The shortage of marine officers continues to be a big problem for ocean fleet owners and managers, according to a new report by Drewry Shipping Consultants.
New ship orders may be cancelled, existing orders may not be delivered and older vessels may be scrapped to reduce the overall fleet, but the scale of the officer shortfall will still be considerable, says the report, Manning 2009, which Drewry compiled in conjunction with Precious Associates.
The report says the shortfall will be as high as 33,000 officers for 2009, rising to 42,700 by 2013, adjusted to factor an increase in new vessel cancellations and scrapping.
"Manning is still a major even though the global downturn may have thrown most shipping industry forecasts out of the window," said Drewry Shipping Consultants. "And the problem of officer shortfalls is not going away."
But the report states fleet owners and managers still need to review personnel strategies to avoid future manning issues.

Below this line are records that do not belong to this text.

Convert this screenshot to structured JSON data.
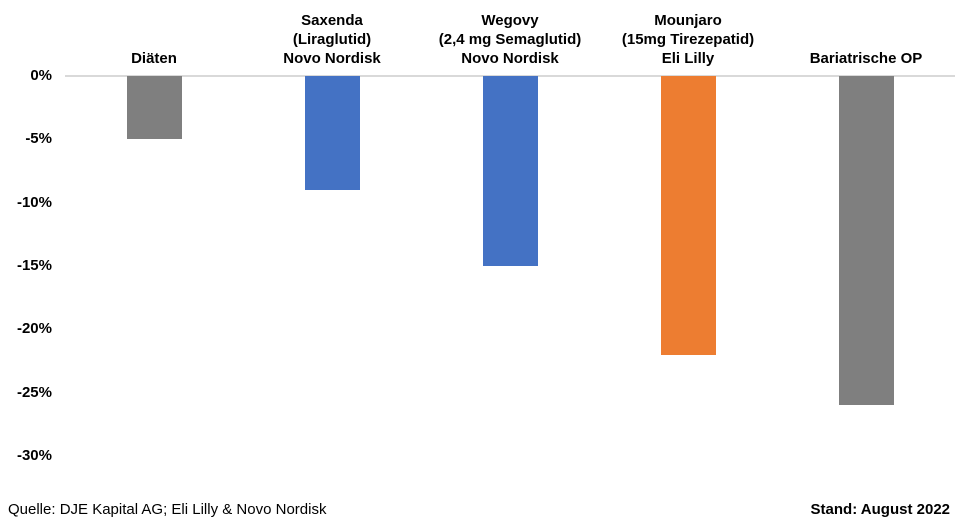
{
  "chart_data": {
    "type": "bar",
    "title": "",
    "categories": [
      "Diäten",
      "Saxenda (Liraglutid) Novo Nordisk",
      "Wegovy (2,4 mg Semaglutid) Novo Nordisk",
      "Mounjaro (15mg Tirezepatid) Eli Lilly",
      "Bariatrische OP"
    ],
    "category_label_lines": [
      [
        "Diäten"
      ],
      [
        "Saxenda",
        "(Liraglutid)",
        "Novo Nordisk"
      ],
      [
        "Wegovy",
        "(2,4 mg Semaglutid)",
        "Novo Nordisk"
      ],
      [
        "Mounjaro",
        "(15mg Tirezepatid)",
        "Eli Lilly"
      ],
      [
        "Bariatrische OP"
      ]
    ],
    "values": [
      -5,
      -9,
      -15,
      -22,
      -26
    ],
    "unit": "%",
    "bar_colors": [
      "#7f7f7f",
      "#4472c4",
      "#4472c4",
      "#ed7d31",
      "#7f7f7f"
    ],
    "y_ticks": [
      "0%",
      "-5%",
      "-10%",
      "-15%",
      "-20%",
      "-25%",
      "-30%"
    ],
    "ylim": [
      -30,
      0
    ],
    "grid": false,
    "legend_position": "none",
    "axis_line_color": "#d9d9d9",
    "xlabel": "",
    "ylabel": ""
  },
  "footer": {
    "source": "Quelle: DJE Kapital AG; Eli Lilly & Novo Nordisk",
    "date": "Stand: August 2022"
  }
}
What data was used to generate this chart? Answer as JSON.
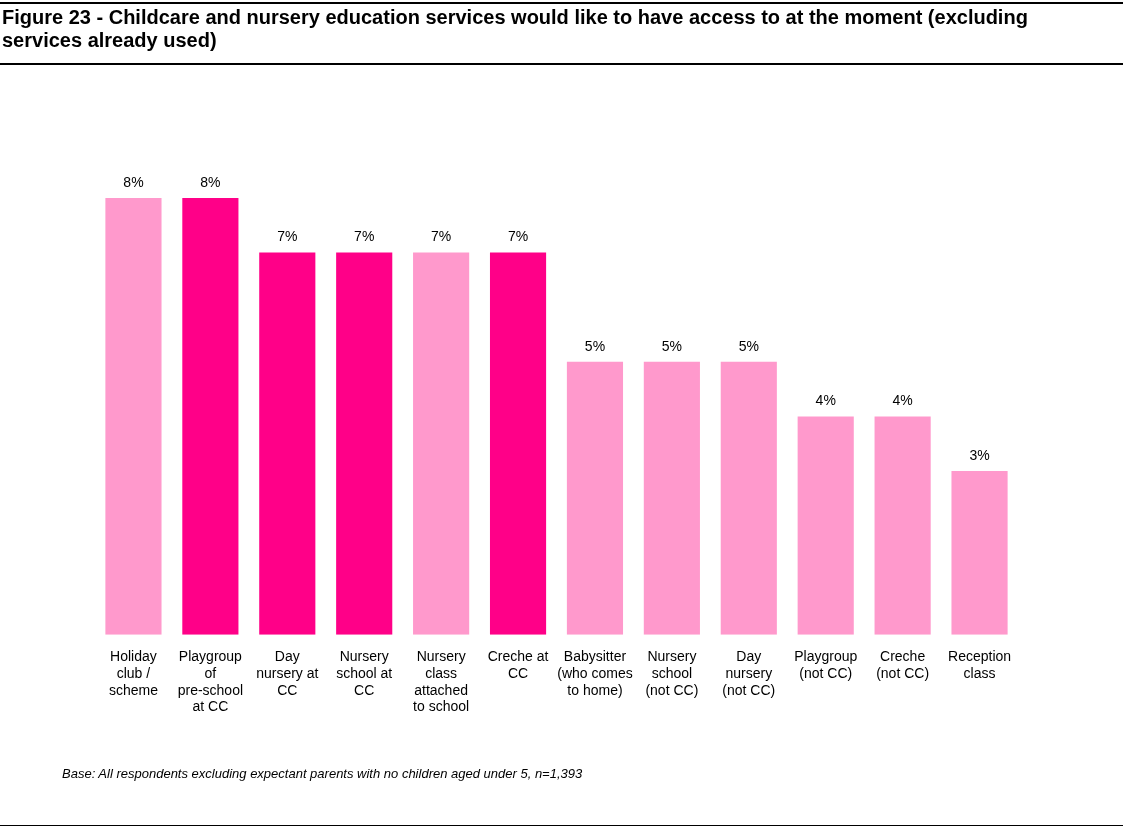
{
  "chart_data": {
    "type": "bar",
    "title": "Figure 23 - Childcare and nursery education services would like to have access to at the moment (excluding services already used)",
    "categories": [
      "Holiday club / scheme",
      "Playgroup of pre-school at CC",
      "Day nursery at CC",
      "Nursery school at CC",
      "Nursery class attached to school",
      "Creche at CC",
      "Babysitter (who comes to home)",
      "Nursery school (not CC)",
      "Day nursery (not CC)",
      "Playgroup (not CC)",
      "Creche (not CC)",
      "Reception class"
    ],
    "values": [
      8,
      8,
      7,
      7,
      7,
      7,
      5,
      5,
      5,
      4,
      4,
      3
    ],
    "colors": [
      "#ff99cc",
      "#ff0088",
      "#ff0088",
      "#ff0088",
      "#ff99cc",
      "#ff0088",
      "#ff99cc",
      "#ff99cc",
      "#ff99cc",
      "#ff99cc",
      "#ff99cc",
      "#ff99cc"
    ],
    "value_labels": [
      "8%",
      "8%",
      "7%",
      "7%",
      "7%",
      "7%",
      "5%",
      "5%",
      "5%",
      "4%",
      "4%",
      "3%"
    ],
    "tick_labels": "x",
    "annotations": [
      "Base: All respondents excluding expectant parents with no children aged under 5, n=1,393"
    ]
  }
}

Concerns are also being raised about companies cutting back on training to mitigate costs. If they do, the manning problem is likely to return to bite them, particularly given the length of time it takes to bring a seafarer up to officer class.
One of the report highlights addresses the question of remuneration, speculating that beefing up compensation packages with more than cash is becoming essential and that this is being tried across the shipping industry. "Some nationalities have seen increases in leave entitlements – good for personnel but not for employers as it has significantly added to both establishment and employment budgets," said Drewry. "At the same time, pressure to promote officers quickly is emerging and this too could have a negative impact both commercially and operationally."
In any case, said analysts, reduction in efficiency or safety would be counterproductive. While commercial fleets have enough capable seafarers now, industry experts fear that this may not be the case when the economy improves.